La décision Jimmy John's souligne également d'autres difficultés auxquelles les plaignants peuvent être confrontés pour certifier un recours collectif dans ce domaine. Le tribunal a estimé que, dans la mesure où les franchises appliquaient de manière inégale la clause de non-débauchage, certaines l'ignorant purement et simplement et d'autres accordant des dérogations à certains employés, des preuves individuelles seraient nécessaires pour établir quelles franchises étaient impliquées dans la conspiration présumée. La cour a également estimé que des enquêtes individuelles s'imposaient du fait que différents contrats de franchise comportaient des clauses de non-débauchage différentes, certaines interdisant l'embauche de cadres (mais pas de travailleurs) et d'autres interdisant uniquement le débauchage de travailleurs. En outre, la cour a estimé que le témoignage de l'expert en dommages-intérêts de Jimmy John's montrait que si certains travailleurs avaient vu leur salaire baisser en raison de la clause de non-débauchage, d'autres n'avaient subi aucune baisse de salaire. La cour a estimé que ces questions individuelles « l'emportaient » sur les questions communes à la classe proposée.Id. à *9.

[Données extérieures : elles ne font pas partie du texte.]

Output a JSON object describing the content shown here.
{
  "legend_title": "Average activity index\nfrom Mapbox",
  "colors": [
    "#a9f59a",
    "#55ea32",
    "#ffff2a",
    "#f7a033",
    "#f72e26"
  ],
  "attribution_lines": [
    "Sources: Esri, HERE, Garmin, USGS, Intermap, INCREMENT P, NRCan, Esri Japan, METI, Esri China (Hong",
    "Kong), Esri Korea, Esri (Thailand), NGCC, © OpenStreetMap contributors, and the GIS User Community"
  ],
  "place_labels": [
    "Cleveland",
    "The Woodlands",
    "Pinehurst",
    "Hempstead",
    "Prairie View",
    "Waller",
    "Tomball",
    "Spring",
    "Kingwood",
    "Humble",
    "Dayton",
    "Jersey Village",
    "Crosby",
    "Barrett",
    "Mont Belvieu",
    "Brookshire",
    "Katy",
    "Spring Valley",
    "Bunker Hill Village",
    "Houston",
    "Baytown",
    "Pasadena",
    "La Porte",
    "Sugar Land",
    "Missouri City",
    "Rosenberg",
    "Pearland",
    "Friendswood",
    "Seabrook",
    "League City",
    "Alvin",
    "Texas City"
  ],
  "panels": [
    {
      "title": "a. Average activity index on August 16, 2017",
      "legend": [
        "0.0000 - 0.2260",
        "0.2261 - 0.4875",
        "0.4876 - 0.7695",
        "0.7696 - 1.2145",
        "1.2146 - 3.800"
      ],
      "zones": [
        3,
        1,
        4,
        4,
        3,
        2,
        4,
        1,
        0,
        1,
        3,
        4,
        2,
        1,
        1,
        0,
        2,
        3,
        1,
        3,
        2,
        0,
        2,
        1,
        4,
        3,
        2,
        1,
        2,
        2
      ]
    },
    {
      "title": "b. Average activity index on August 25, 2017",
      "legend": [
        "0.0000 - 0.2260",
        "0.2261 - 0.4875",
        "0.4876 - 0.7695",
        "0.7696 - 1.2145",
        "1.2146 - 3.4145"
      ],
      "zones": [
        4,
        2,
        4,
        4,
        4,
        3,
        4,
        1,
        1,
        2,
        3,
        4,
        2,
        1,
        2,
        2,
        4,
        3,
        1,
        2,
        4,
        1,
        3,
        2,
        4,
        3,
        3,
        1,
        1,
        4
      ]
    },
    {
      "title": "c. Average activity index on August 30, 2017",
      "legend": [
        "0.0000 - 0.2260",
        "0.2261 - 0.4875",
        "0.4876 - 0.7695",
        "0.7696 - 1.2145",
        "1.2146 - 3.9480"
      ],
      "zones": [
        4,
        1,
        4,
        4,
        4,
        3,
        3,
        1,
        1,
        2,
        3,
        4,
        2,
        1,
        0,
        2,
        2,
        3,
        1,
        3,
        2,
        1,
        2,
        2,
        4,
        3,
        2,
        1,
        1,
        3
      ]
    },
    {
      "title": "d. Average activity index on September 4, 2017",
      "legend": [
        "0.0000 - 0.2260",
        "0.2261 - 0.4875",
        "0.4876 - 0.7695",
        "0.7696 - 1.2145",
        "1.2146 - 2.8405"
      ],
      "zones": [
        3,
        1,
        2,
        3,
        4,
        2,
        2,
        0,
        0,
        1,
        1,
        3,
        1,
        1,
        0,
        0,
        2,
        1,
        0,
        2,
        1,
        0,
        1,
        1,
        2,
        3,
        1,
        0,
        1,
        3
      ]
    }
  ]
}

Le tribunal chargé de l'affaire Jimmy John's a estimé séparément que le plaignant désigné n'était pas représentatif du groupe au sens de la règle 23(a)(3) car il n'avait pas tenté de changer de franchise et ne s'était donc jamais vu refuser cette possibilité. Le tribunal a également estimé qu'il n'était pas un représentant adéquat du groupe au sens de la règle 23(a)(4) car, en tant que responsable chargé de faire respecter la clause de non-débauchage, ses intérêts étaient en conflit avec ceux des employés ordinaires.
Bien que la décision McDonald's puisse faire l'objet d'un appel devant la Cour d'appel du septième circuit ( l'affaire Jimmy John's a depuis été réglée), ces décisions remettent en question la possibilité de certifier une classe nationale dans les affaires de non-débauchage, où les questions individuelles liées à des centaines de marchés du travail locaux sont susceptibles de prédominer. Plus généralement, ces affaires illustrent les obstacles potentiels auxquels sont confrontés les plaignants qui cherchent à contester des restrictions examinées au regard de la règle de raison, car les enquêtes individuelles que cette règle implique peuvent entraver la capacité des plaignants à démontrer la prédominance.